Several Birmingham organizations will join together this month to dedicate a horse chestnut tree, similar to the one that inspired Anne Frank during her years of hiding during the Holocaust, at one of Birmingham’s “sacred spots” for civil rights.

The original tree in Amsterdam narrowly escaped being cut down two years ago. An aggressive fungus has taken hold, and almost half of the wood is rotten. The tree’s structure has been stabilized, and it could stand for another five to 15 years.

Last year, the Anne Frank Center USA announced that it was distributing 11 saplings from the tree to sites across the United States, and applications were being accepted for places that wanted them.

A group of Birmingham organizations, citing the city’s history as a civil rights era battleground, applied for one sapling to be placed in Kelly Ingram Park, which is now called “a place of revolution and reconciliation.” When it was announced that Birmingham would not be one of the sites selected, organizers decided to press on with a similar tree at the same site.

The dedication, “Roots of Courage; Branches of Hope” will be held on April 11 at 1 p.m. at the park.
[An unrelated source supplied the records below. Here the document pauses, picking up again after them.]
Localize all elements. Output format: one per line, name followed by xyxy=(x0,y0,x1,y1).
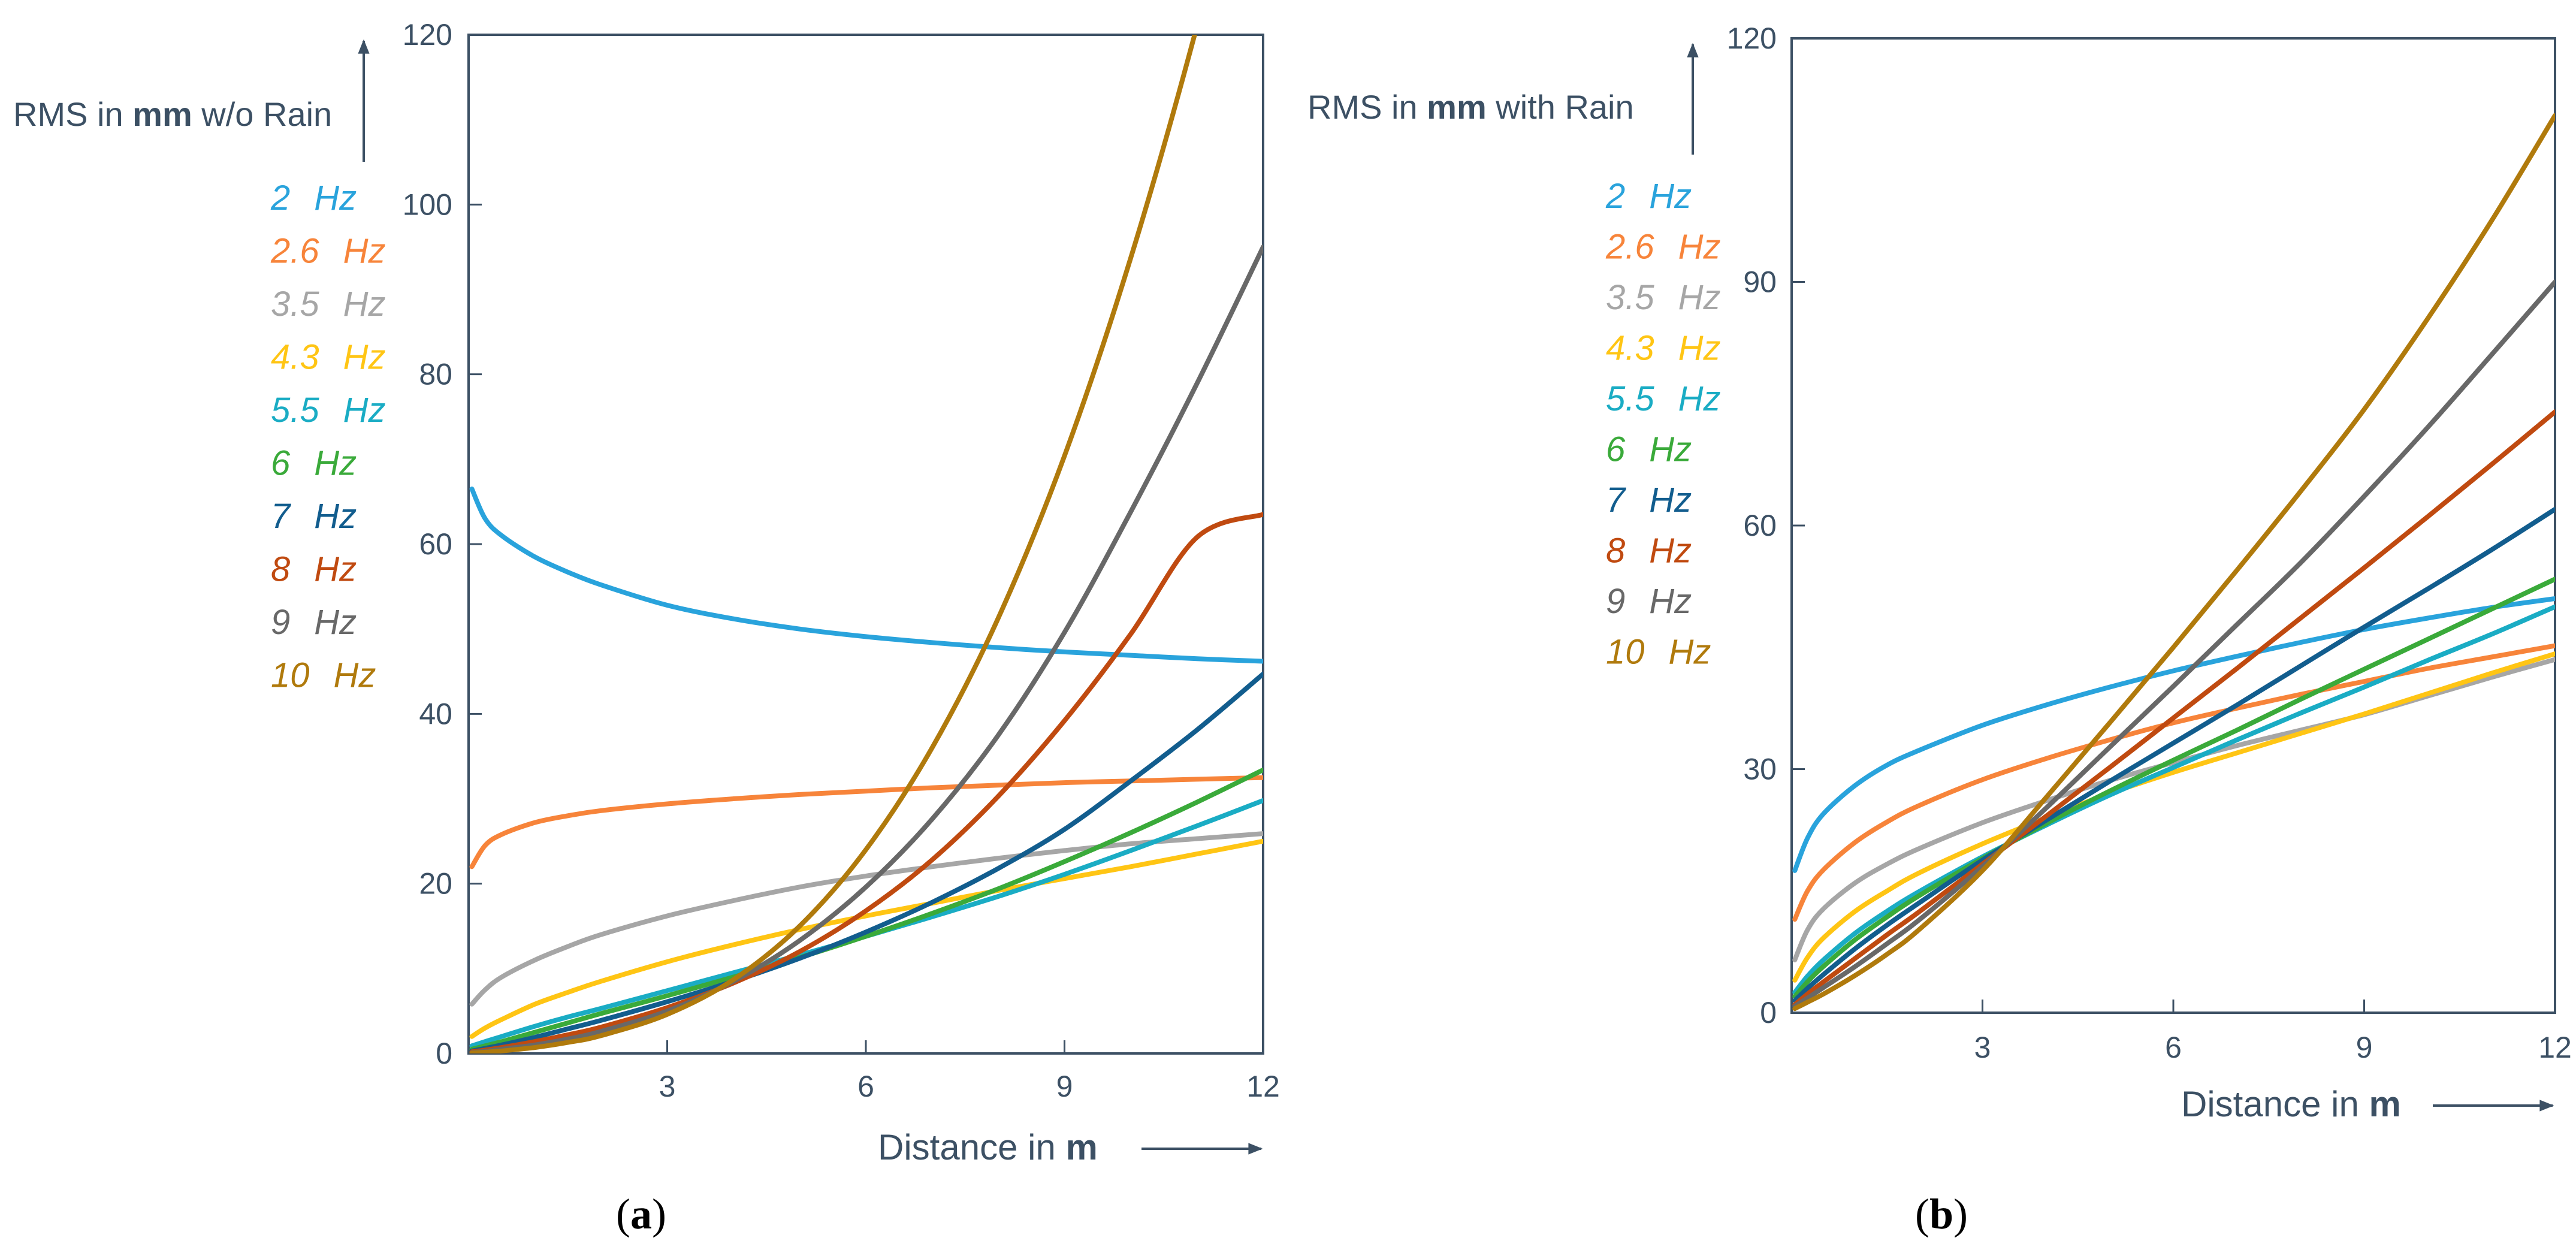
x-tick-label: 9 xyxy=(1056,1070,1073,1103)
series-group xyxy=(1792,113,2555,1012)
legend: 2 Hz 2.6 Hz 3.5 Hz 4.3 Hz 5.5 Hz 6 Hz 7 Hz 8 Hz 9 Hz 10 Hz xyxy=(270,179,386,695)
y-axis-label: RMS in mm w/o Rain xyxy=(13,95,332,133)
plot-frame xyxy=(467,34,1264,1055)
series-line-8-hz xyxy=(469,512,1263,1053)
y-tick-label: 80 xyxy=(419,358,452,391)
legend-entry: 10 Hz xyxy=(1606,633,1711,672)
x-tick-label: 9 xyxy=(2356,1031,2373,1064)
legend-entry: 4.3 Hz xyxy=(1606,329,1721,368)
chart-panel-a: 0 20 40 60 80 100 120 3 6 9 12 RMS in mm w/o Rain Di… xyxy=(13,18,1280,1238)
legend-entry: 9 Hz xyxy=(271,603,357,642)
legend-entry: 7 Hz xyxy=(1606,481,1692,520)
legend-entry: 2.6 Hz xyxy=(270,232,386,271)
chart-panel-b: 0 30 60 90 120 3 6 9 12 RMS in mm with Rain Distan… xyxy=(1307,22,2572,1238)
series-line-2-hz xyxy=(1792,596,2555,873)
series-line-2-hz xyxy=(469,486,1263,664)
legend-entry: 6 Hz xyxy=(271,444,357,483)
series-line-10-hz xyxy=(469,35,1197,1053)
legend-entry: 3.5 Hz xyxy=(1606,278,1721,317)
series-line-9-hz xyxy=(1792,279,2555,1009)
y-axis-label: RMS in mm with Rain xyxy=(1307,88,1634,126)
panel-label: (b) xyxy=(1915,1190,1968,1238)
plot-frame xyxy=(1790,37,2556,1014)
series-line-5-5-hz xyxy=(469,798,1263,1049)
legend-entry: 5.5 Hz xyxy=(1606,379,1721,418)
legend-entry: 8 Hz xyxy=(1606,532,1692,570)
y-tick-label: 0 xyxy=(436,1037,452,1070)
legend-entry: 5.5 Hz xyxy=(271,391,386,430)
y-tick-label: 120 xyxy=(1727,22,1777,55)
legend-entry: 10 Hz xyxy=(271,656,376,695)
x-tick-label: 6 xyxy=(857,1070,874,1103)
legend: 2 Hz 2.6 Hz 3.5 Hz 4.3 Hz 5.5 Hz 6 Hz 7 Hz 8 Hz 9 Hz 10 Hz xyxy=(1605,177,1721,672)
y-tick-label: 60 xyxy=(1743,509,1777,542)
series-group xyxy=(469,35,1263,1053)
x-axis-label: Distance in m xyxy=(2181,1084,2401,1124)
series-line-8-hz xyxy=(1792,409,2555,1007)
panel-label: (a) xyxy=(616,1190,666,1238)
x-axis-label: Distance in m xyxy=(878,1127,1098,1167)
series-line-3-5-hz xyxy=(469,831,1263,1007)
legend-entry: 2.6 Hz xyxy=(1605,228,1721,267)
legend-entry: 2 Hz xyxy=(1605,177,1692,216)
series-line-6-hz xyxy=(1792,576,2555,999)
legend-entry: 8 Hz xyxy=(271,550,357,589)
x-tick-label: 12 xyxy=(2538,1031,2572,1064)
y-tick-label: 0 xyxy=(1760,996,1777,1029)
x-tick-label: 6 xyxy=(2165,1031,2182,1064)
series-line-2-6-hz xyxy=(469,775,1263,869)
series-line-9-hz xyxy=(469,244,1263,1053)
y-tick-label: 90 xyxy=(1743,265,1777,299)
x-tick-label: 3 xyxy=(1974,1031,1991,1064)
legend-entry: 2 Hz xyxy=(270,179,357,218)
series-line-7-hz xyxy=(1792,506,2555,1003)
y-tick-label: 30 xyxy=(1743,753,1777,786)
x-tick-label: 3 xyxy=(659,1070,676,1103)
y-tick-label: 20 xyxy=(419,867,452,901)
legend-entry: 4.3 Hz xyxy=(271,338,386,377)
legend-entry: 6 Hz xyxy=(1606,430,1692,469)
series-line-2-6-hz xyxy=(1792,643,2555,922)
legend-entry: 7 Hz xyxy=(271,497,357,536)
series-line-7-hz xyxy=(469,671,1263,1053)
series-line-4-3-hz xyxy=(1792,651,2555,983)
series-line-5-5-hz xyxy=(1792,604,2555,995)
y-tick-label: 60 xyxy=(419,527,452,561)
y-tick-label: 100 xyxy=(403,188,452,221)
y-tick-label: 120 xyxy=(403,18,452,52)
x-tick-label: 12 xyxy=(1246,1070,1280,1103)
series-line-10-hz xyxy=(1792,113,2555,1012)
y-tick-label: 40 xyxy=(419,697,452,730)
legend-entry: 9 Hz xyxy=(1606,582,1692,621)
series-line-4-3-hz xyxy=(469,838,1263,1039)
legend-entry: 3.5 Hz xyxy=(271,285,386,324)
The community is invited.

Max Herzel, a local Holocaust survivor, and Carolyn McKinstry, a survivor of the 1963 bombing of Sixteenth Street Baptist Church, will both speak. There will also be the announcement of the winner of a “Roots of Courage, Branches of Hope” poetry contest for Jefferson County eighth graders.

The event is being sponsored by the Birmingham Civil Rights Institute, Birmingham Public Library, Sixteenth Street Baptist Church, the Birmingham Jewish Federation’s Jewish Community Relations Committee and the Birmingham Holocaust Education Committee, all of whom were part of the original proposal last summer.
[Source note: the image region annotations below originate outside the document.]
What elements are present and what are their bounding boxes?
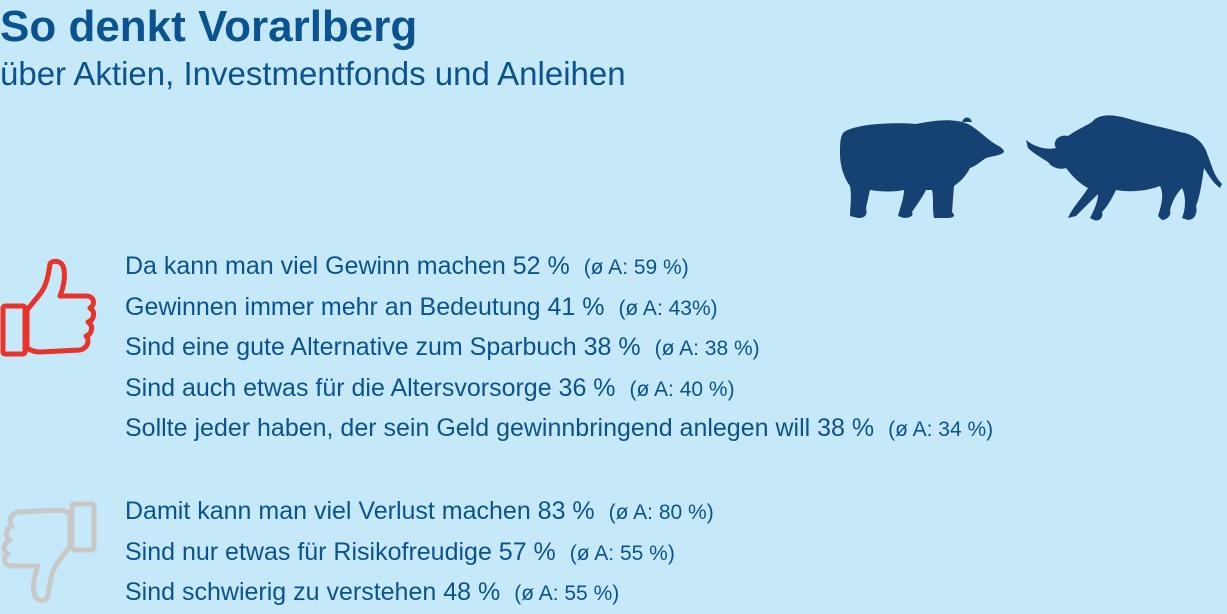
austria-average: (ø A: 38 %): [654, 337, 760, 360]
bear-and-bull-icon: [840, 115, 1222, 221]
thumbs-down-icon: [1, 501, 97, 603]
statement-text: Sollte jeder haben, der sein Geld gewinn…: [125, 414, 875, 442]
austria-average: (ø A: 34 %): [888, 418, 994, 441]
statement-text: Damit kann man viel Verlust machen 83 %: [125, 497, 595, 525]
list-item: Sind schwierig zu verstehen 48 % (ø A: 55…: [125, 573, 714, 614]
austria-average: (ø A: 59 %): [583, 256, 689, 279]
negative-statements: Damit kann man viel Verlust machen 83 % (…: [125, 492, 714, 614]
statement-text: Da kann man viel Gewinn machen 52 %: [125, 252, 570, 280]
thumbs-up-icon: [0, 258, 97, 357]
list-item: Damit kann man viel Verlust machen 83 % (…: [125, 492, 714, 533]
list-item: Da kann man viel Gewinn machen 52 % (ø A:…: [125, 247, 993, 288]
austria-average: (ø A: 43%): [618, 296, 718, 320]
list-item: Sind eine gute Alternative zum Sparbuch …: [125, 328, 993, 369]
statement-text: Sind auch etwas für die Altersvorsorge 3…: [125, 373, 616, 402]
statement-text: Sind schwierig zu verstehen 48 %: [125, 578, 501, 606]
page-subtitle: über Aktien, Investmentfonds und Anleihe…: [0, 55, 626, 92]
austria-average: (ø A: 40 %): [629, 377, 735, 401]
list-item: Sind auch etwas für die Altersvorsorge 3…: [125, 369, 993, 410]
statement-text: Sind eine gute Alternative zum Sparbuch …: [125, 333, 641, 361]
statement-text: Sind nur etwas für Risikofreudige 57 %: [125, 537, 556, 566]
austria-average: (ø A: 80 %): [608, 501, 714, 524]
list-item: Gewinnen immer mehr an Bedeutung 41 % (ø …: [125, 288, 993, 329]
austria-average: (ø A: 55 %): [514, 582, 620, 605]
list-item: Sind nur etwas für Risikofreudige 57 % (ø…: [125, 533, 714, 574]
list-item: Sollte jeder haben, der sein Geld gewinn…: [125, 409, 993, 450]
page-title: So denkt Vorarlberg: [0, 2, 418, 51]
austria-average: (ø A: 55 %): [569, 541, 675, 565]
positive-statements: Da kann man viel Gewinn machen 52 % (ø A:…: [125, 247, 993, 450]
statement-text: Gewinnen immer mehr an Bedeutung 41 %: [125, 292, 605, 321]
James Horton, director of the Birmingham Botanical Gardens, oversaw site selection and is caring for the tree before planting.
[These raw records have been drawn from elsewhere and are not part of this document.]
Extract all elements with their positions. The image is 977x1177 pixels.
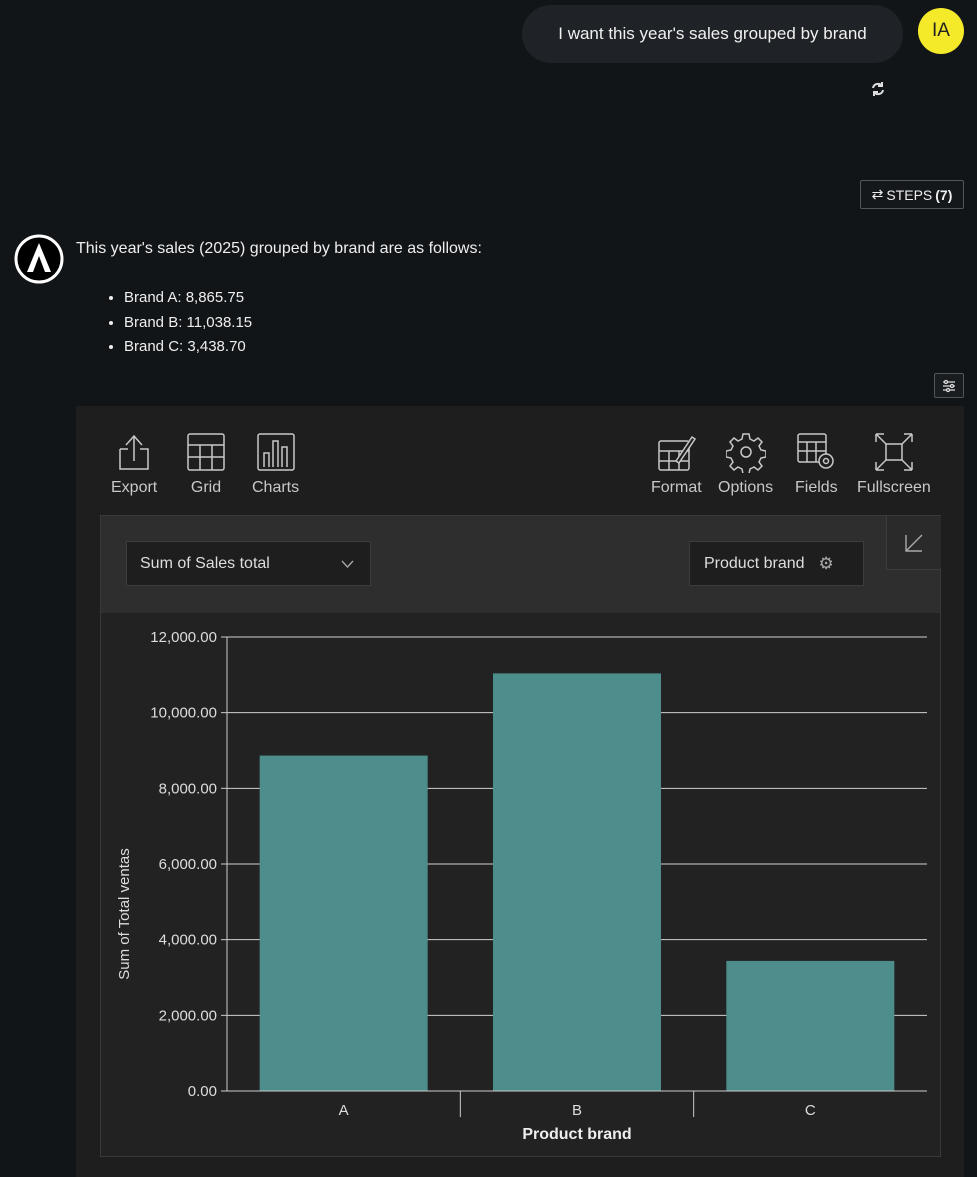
grid-label: Grid: [190, 479, 222, 496]
steps-label: STEPS: [886, 186, 933, 203]
bar-chart: 0.00 2,000.00 4,000.00 6,000.00 8,000.00 10,0…: [116, 629, 927, 1143]
chevron-down-icon: [341, 560, 354, 568]
y-axis-title: Sum of Total ventas: [116, 848, 133, 979]
fields-icon: [797, 433, 835, 469]
y-tick-label: 0.00: [188, 1083, 217, 1100]
y-tick-label: 12,000.00: [150, 629, 217, 646]
brand-sales-list: Brand A: 8,865.75 Brand B: 11,038.15 Bra…: [94, 286, 252, 360]
export-button[interactable]: Export: [111, 431, 157, 497]
measure-select-value: Sum of Sales total: [140, 554, 270, 572]
y-tick-label: 6,000.00: [159, 856, 217, 873]
user-message-bubble: I want this year's sales grouped by bran…: [522, 5, 903, 63]
export-label: Export: [111, 479, 158, 496]
fullscreen-label: Fullscreen: [857, 479, 931, 496]
regenerate-icon[interactable]: [868, 79, 888, 99]
charts-label: Charts: [252, 479, 300, 496]
format-button[interactable]: Format: [651, 431, 702, 497]
y-tick-label: 10,000.00: [150, 705, 217, 722]
steps-button[interactable]: ⇄ STEPS (7): [860, 180, 964, 209]
charts-icon: [256, 433, 295, 471]
user-message-text: I want this year's sales grouped by bran…: [558, 24, 867, 43]
list-item: Brand C: 3,438.70: [124, 335, 252, 360]
grid-icon: [187, 433, 225, 471]
y-tick-label: 8,000.00: [159, 780, 217, 797]
assistant-message-intro: This year's sales (2025) grouped by bran…: [76, 240, 482, 257]
pivot-panel: Export Grid Charts Format Options Fields…: [76, 406, 964, 1177]
list-item: Brand B: 11,038.15: [124, 311, 252, 336]
fields-label: Fields: [795, 479, 838, 496]
charts-button[interactable]: Charts: [252, 431, 299, 497]
export-icon: [119, 434, 149, 470]
gear-icon: [725, 433, 766, 473]
y-tick-label: 2,000.00: [159, 1007, 217, 1024]
options-label: Options: [718, 479, 774, 496]
bar-A: [259, 755, 428, 1091]
fullscreen-icon: [875, 433, 913, 471]
x-tick-label: C: [805, 1102, 816, 1119]
x-axis-title: Product brand: [522, 1126, 631, 1143]
grid-button[interactable]: Grid: [186, 431, 226, 497]
settings-sliders-button[interactable]: [934, 373, 964, 398]
x-tick-label: A: [339, 1102, 349, 1119]
list-item: Brand A: 8,865.75: [124, 286, 252, 311]
bar-C: [726, 960, 895, 1091]
collapse-button[interactable]: [886, 516, 941, 570]
x-tick-label: B: [572, 1102, 582, 1119]
sliders-icon: [943, 379, 955, 392]
fullscreen-button[interactable]: Fullscreen: [857, 431, 931, 497]
format-icon: [658, 435, 697, 471]
gear-icon[interactable]: ⚙: [818, 553, 834, 573]
measure-select[interactable]: Sum of Sales total: [126, 541, 371, 586]
bar-B: [493, 673, 661, 1091]
steps-icon: ⇄: [871, 186, 884, 202]
assistant-logo-icon: [14, 234, 64, 284]
format-label: Format: [651, 479, 702, 496]
user-avatar[interactable]: IA: [918, 8, 964, 54]
chart-controls-bar: Sum of Sales total Product brand ⚙: [101, 516, 941, 613]
fields-button[interactable]: Fields: [795, 431, 838, 497]
chart-container: Sum of Sales total Product brand ⚙ 0.00 2…: [100, 515, 941, 1157]
row-field-label: Product brand: [704, 554, 805, 572]
collapse-arrow-icon: [905, 534, 923, 552]
steps-count: (7): [935, 186, 953, 203]
options-button[interactable]: Options: [718, 431, 773, 497]
row-field-button[interactable]: Product brand ⚙: [689, 541, 864, 586]
y-tick-label: 4,000.00: [159, 932, 217, 949]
Joel Rotenstreich, former JCRC chairman who formed the project committee last summer, said there are several varieties of horse chestnut trees. “We have been careful to locate and buy the specific Aesculus Hippocastanum variety that was outside Anne Frank’s hiding place in Amsterdam.”

He said one crucial step was the support of Melvin Miller and the members of the Birmingham Park and Recreation Board, for approving the placement of the tree and plaque in the park.

Though Birmingham was not selected for a sapling from the Amsterdam tree, another Southern civil rights site was.

Two of the trees will be in Arkansas — one at Little Rock Central High, where the “Little Rock Nine” integrated schools in 1957 while 1200 soldiers kept order, and one at the Clinton Library in Little Rock.

Other sites include Boston Common, where there are other monuments to liberty; the Southern Cayuga Central School District, near where the women’s rights movement is said to have started; Holocaust centers in Seattle and Farmington Hills, Mich.; at a statue of Anne Frank in Boise, which was previously vandalized by white supremacists; and Sonoma State University in California, where an exhibit was established by one of Anne Frank’s schoolmates who is an Auschwitz survivor.

Three sites were chosen before the contest began — the White House, Ground Zero in New York City, and the Children’s Museum of Indianapolis, home of the “Power of Children” exhibit that honors Anne Frank.